Agli ultimi dati disponibili, infatti, la tv satellitare di Murdoch, che muove 2,6 miliardi di giro d'affari (non molto distante dai 3,1 della Rai), ha completamente azzerato i debiti finanziari, ha rafforzato il patrimonio a oltre un miliardo, ha staccato un dividendo da 205 milioni, e raggiunto un Roe da record con un return on equity del 70 per cento.
Ma non è stato lo share a decretarne il successo: con ancora solo il 9% di ascolti, Sky ha una quota di mercato che è meno di un quarto rispetto alla Rai (42%) e a Mediaset (40%).
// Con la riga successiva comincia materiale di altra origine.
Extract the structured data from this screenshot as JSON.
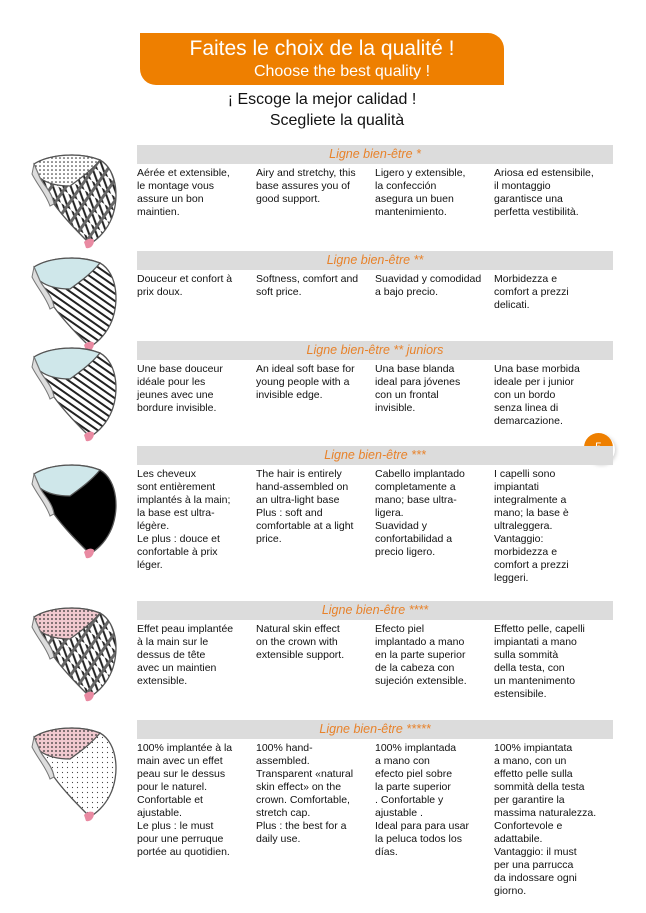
{
  "title": {
    "fr": "Faites le choix de la qualité !",
    "en": "Choose the best quality !",
    "es": "¡ Escoge la mejor calidad !",
    "it": "Scegliete la qualità"
  },
  "page_number": "5",
  "colors": {
    "accent": "#ee7f00",
    "header_bg": "#dcdcdc",
    "header_text": "#e8822a"
  },
  "sections": [
    {
      "title": "Ligne bien-être *",
      "texts": [
        "Aérée et extensible,\nle montage vous\nassure un bon\nmaintien.",
        "Airy and stretchy, this\nbase assures you of\ngood support.",
        "Ligero y extensible,\nla confección\nasegura un buen\nmantenimiento.",
        "Ariosa ed estensibile,\nil montaggio\ngarantisce una\nperfetta vestibilità."
      ]
    },
    {
      "title": "Ligne bien-être **",
      "texts": [
        "Douceur et confort à\nprix doux.",
        "Softness, comfort and\nsoft price.",
        "Suavidad y comodidad\na bajo precio.",
        "Morbidezza e\ncomfort a prezzi\ndelicati."
      ]
    },
    {
      "title": "Ligne bien-être ** juniors",
      "texts": [
        "Une base douceur\nidéale pour les\njeunes avec une\nbordure invisible.",
        "An ideal soft base for\nyoung people with a\ninvisible edge.",
        "Una base blanda\nideal para jóvenes\ncon un frontal\ninvisible.",
        "Una base morbida\nideale per i junior\ncon un bordo\nsenza linea di\ndemarcazione."
      ]
    },
    {
      "title": "Ligne bien-être ***",
      "texts": [
        "Les cheveux\nsont entièrement\nimplantés à la main;\nla base est ultra-\nlégère.\nLe plus : douce et\nconfortable à prix\nléger.",
        "The hair is entirely\nhand-assembled on\nan ultra-light base\nPlus : soft and\ncomfortable at a light\nprice.",
        "Cabello implantado\ncompletamente a\nmano; base ultra-\nligera.\nSuavidad y\nconfortabilidad a\nprecio ligero.",
        "I capelli sono\nimpiantati\nintegralmente a\nmano; la base è\nultraleggera.\nVantaggio:\nmorbidezza e\ncomfort a prezzi\nleggeri."
      ]
    },
    {
      "title": "Ligne bien-être ****",
      "texts": [
        "Effet peau implantée\nà la main sur le\ndessus de tête\navec un maintien\nextensible.",
        "Natural skin effect\non the crown with\nextensible support.",
        "Efecto piel\nimplantado a mano\nen la parte superior\nde la cabeza con\nsujeción extensible.",
        "Effetto pelle, capelli\nimpiantati a mano\nsulla sommità\ndella testa, con\nun mantenimento\nestensibile."
      ]
    },
    {
      "title": "Ligne bien-être *****",
      "texts": [
        "100% implantée à la\nmain avec un effet\npeau sur le dessus\npour le naturel.\nConfortable et\najustable.\nLe plus : le must\npour une perruque\nportée au quotidien.",
        "100% hand-\nassembled.\nTransparent «natural\nskin effect» on the\ncrown. Comfortable,\nstretch cap.\nPlus : the best for a\ndaily use.",
        "100% implantada\na mano con\nefecto piel sobre\nla parte superior\n. Confortable y\najustable .\nIdeal para para  usar\nla peluca todos los\ndías.",
        "100% impiantata\na mano, con un\neffetto pelle sulla\nsommità della testa\nper garantire la\nmassima naturalezza.\nConfortevole e\nadattabile.\nVantaggio: il must\nper una parrucca\nda indossare ogni\ngiorno."
      ]
    }
  ]
}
A differenza delle tv del Biscione, che per l'81% vivono di spot, l'emittente del gruppo Newscorp fa però conto sulla pubblicità solo per l'8% delle sue entrate che, per l'84%, derivano invece dagli abbonamenti: 500 euro versati in media all'anno da ciascun utente che si confrontano con i 106 euro di canone Rai (per via Mazzini l'obolo degli spettatori contribuisce alla metà dei sui ricavi mentre il 38% arriva dalla pubblicità).
Un modello di business che ha permesso nel giro di quattro anni di ampliare il fatturato dell'84% e di segnare una crescita esponenziale dei margini, con utili saliti a 439 milioni, solo 20 in meno di Mediaset che però per contabilizzarli ha bisogno anche dell'apporto della Spagna e delle attività cinematografiche.